The parties' primary dispute centers upon the second factor, exclusive control. The defendant argues that the plaintiff cannot establish exclusive control because from 1983 to 2006, the Overlook Hospital's Facilities Engineering Department tested the generators weekly. Plaintiff counters with testimony by a member of Atlantic Health's staff, who explained that they were not responsible for the generators' upkeep; rather, Cummins was responsible for the upkeep under the maintenance contracts. The staff member said that hospital employees "monitored [the generators] in the electric shop during our regular testing to make sure that if anything came up we would call Cummins and say, 'We discovered this. Come fix it.'" (Pl. Ex. 1, Murphy Dep.) The plaintiff's evidence is sufficient to create a material dispute of fact, because the plaintiff "need not exclude all other persons who might possibly have been responsible where the defendant's negligence appears to [be] the more probable explanation of the accident." Bornstein v. Metropolitan Bottling Co., 26 N.J. 263, 273 (1958). The defendant's final argument is that the plaintiff cannot establish exclusive control because Cummins Metropower performed planned maintenance on the generators. But given the factual dispute regarding the relationship between Cummins and Cummins Metropower, Metropower's maintenance of the generators is exactly how the plaintiff would establish exclusive control, since Metropower has been performing maintenance on the generators since they were originally installed. The Court finds that a material dispute of fact exists as to the res ipsa loquitor factors, particularly exclusive control. Defendant is not entitled to summary judgment, and the Court will decide whether the doctrine will be applied after plaintiff presents its evidence at trial. The Court will determine the appropriateness of a res ipsa loquitor instruction at that point.

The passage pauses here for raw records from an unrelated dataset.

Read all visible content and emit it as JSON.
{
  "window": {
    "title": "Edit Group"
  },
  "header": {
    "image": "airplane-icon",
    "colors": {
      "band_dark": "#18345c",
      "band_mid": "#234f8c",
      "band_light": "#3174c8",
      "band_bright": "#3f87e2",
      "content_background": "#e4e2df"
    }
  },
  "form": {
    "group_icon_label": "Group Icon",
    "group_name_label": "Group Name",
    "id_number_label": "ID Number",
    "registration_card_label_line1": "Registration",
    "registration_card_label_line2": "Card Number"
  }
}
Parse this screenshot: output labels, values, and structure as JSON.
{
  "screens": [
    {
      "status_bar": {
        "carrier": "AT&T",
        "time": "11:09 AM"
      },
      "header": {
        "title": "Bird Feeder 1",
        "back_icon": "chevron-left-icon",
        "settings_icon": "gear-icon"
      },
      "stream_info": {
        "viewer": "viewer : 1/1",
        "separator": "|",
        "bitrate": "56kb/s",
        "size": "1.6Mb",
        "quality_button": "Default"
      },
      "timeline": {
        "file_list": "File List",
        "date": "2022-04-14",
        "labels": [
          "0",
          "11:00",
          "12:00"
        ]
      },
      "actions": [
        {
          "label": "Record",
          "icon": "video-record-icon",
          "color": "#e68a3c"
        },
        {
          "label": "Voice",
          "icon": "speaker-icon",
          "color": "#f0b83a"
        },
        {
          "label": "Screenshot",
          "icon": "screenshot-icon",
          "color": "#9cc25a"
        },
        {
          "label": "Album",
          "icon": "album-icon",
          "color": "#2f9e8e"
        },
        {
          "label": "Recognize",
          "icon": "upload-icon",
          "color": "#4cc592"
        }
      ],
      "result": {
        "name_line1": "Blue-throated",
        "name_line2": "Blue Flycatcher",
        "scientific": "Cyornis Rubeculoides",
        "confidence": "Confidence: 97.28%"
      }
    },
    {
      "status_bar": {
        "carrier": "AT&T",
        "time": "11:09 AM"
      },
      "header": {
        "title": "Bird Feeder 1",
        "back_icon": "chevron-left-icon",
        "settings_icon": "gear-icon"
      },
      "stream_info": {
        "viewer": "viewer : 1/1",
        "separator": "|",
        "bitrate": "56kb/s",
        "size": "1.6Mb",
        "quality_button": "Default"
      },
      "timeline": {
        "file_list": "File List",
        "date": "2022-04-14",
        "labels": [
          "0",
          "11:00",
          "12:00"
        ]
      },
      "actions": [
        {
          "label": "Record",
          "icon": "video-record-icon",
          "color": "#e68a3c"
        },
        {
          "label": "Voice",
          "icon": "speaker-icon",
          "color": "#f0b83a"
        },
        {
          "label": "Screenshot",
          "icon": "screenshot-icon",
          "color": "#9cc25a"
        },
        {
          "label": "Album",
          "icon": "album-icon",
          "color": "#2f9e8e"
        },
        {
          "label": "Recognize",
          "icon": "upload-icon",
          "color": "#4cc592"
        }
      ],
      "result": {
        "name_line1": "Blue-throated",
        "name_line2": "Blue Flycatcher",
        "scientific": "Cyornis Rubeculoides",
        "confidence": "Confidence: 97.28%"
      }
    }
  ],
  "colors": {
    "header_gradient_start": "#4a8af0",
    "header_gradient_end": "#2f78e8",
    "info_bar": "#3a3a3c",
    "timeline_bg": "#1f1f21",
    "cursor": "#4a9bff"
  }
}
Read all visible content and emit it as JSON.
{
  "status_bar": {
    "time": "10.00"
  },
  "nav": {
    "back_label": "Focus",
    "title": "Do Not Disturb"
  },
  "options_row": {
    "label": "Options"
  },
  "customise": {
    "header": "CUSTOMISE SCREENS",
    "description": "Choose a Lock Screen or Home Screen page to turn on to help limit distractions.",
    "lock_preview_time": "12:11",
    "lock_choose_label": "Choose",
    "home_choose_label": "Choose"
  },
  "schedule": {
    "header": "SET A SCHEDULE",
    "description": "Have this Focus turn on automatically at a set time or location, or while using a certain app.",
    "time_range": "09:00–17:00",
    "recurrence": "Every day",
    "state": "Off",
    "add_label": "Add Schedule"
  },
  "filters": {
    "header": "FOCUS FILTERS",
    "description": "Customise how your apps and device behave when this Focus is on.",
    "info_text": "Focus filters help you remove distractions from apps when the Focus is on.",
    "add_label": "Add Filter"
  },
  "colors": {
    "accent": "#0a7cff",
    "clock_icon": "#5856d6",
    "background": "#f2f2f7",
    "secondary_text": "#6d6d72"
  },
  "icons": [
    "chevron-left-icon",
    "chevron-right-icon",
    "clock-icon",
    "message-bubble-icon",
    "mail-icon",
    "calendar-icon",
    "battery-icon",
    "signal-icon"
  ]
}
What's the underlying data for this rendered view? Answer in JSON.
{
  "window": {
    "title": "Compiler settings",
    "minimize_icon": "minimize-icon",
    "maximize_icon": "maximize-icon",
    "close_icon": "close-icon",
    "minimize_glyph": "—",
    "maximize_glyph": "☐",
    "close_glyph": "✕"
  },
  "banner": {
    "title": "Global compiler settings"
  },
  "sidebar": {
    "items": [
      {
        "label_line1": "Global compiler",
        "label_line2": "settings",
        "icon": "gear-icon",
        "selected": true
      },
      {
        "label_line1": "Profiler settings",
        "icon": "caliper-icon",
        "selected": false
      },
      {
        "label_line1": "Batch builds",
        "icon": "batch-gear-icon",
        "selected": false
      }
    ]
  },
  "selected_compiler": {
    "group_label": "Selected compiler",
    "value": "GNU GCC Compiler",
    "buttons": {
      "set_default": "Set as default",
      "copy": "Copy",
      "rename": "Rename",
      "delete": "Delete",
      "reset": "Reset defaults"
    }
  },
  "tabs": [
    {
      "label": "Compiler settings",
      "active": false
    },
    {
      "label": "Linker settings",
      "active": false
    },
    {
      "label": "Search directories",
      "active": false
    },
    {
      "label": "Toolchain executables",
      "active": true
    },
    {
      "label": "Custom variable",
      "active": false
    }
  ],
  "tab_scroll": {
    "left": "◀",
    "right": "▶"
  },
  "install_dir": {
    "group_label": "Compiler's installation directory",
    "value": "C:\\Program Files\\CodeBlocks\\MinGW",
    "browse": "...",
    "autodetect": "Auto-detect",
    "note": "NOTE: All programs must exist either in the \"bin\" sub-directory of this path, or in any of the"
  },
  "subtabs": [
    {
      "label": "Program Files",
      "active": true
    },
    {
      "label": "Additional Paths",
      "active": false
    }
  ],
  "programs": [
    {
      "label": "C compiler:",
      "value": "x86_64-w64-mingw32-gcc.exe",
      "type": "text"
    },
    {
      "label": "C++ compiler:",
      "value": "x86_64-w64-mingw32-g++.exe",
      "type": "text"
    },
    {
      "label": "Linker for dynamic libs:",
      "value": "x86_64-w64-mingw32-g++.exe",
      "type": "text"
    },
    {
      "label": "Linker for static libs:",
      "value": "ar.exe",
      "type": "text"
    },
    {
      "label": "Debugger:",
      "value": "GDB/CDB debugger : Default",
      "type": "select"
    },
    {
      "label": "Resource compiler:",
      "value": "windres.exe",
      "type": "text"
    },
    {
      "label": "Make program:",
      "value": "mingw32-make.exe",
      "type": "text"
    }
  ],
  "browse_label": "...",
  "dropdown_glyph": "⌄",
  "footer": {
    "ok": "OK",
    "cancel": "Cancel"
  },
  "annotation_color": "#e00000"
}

The defendant's motion for summary judgment as to the plaintiff's third cause of action in strict products liability, fourth cause of action in breach of express and implied warranties, fifth cause of action in breach of implied warranty of merchantability, sixth cause of action in breach of implied warranty of fitness for a particular purpose, and seventh cause of action based upon breach of express warranty is GRANTED. Defendant's motion for summary judgment as to plaintiff's first cause of action in negligence, second cause of action in breach of contract, eighth cause of action in gross negligence, and ninth cause of action for negligence based upon res ipsa loquitor is DENIED.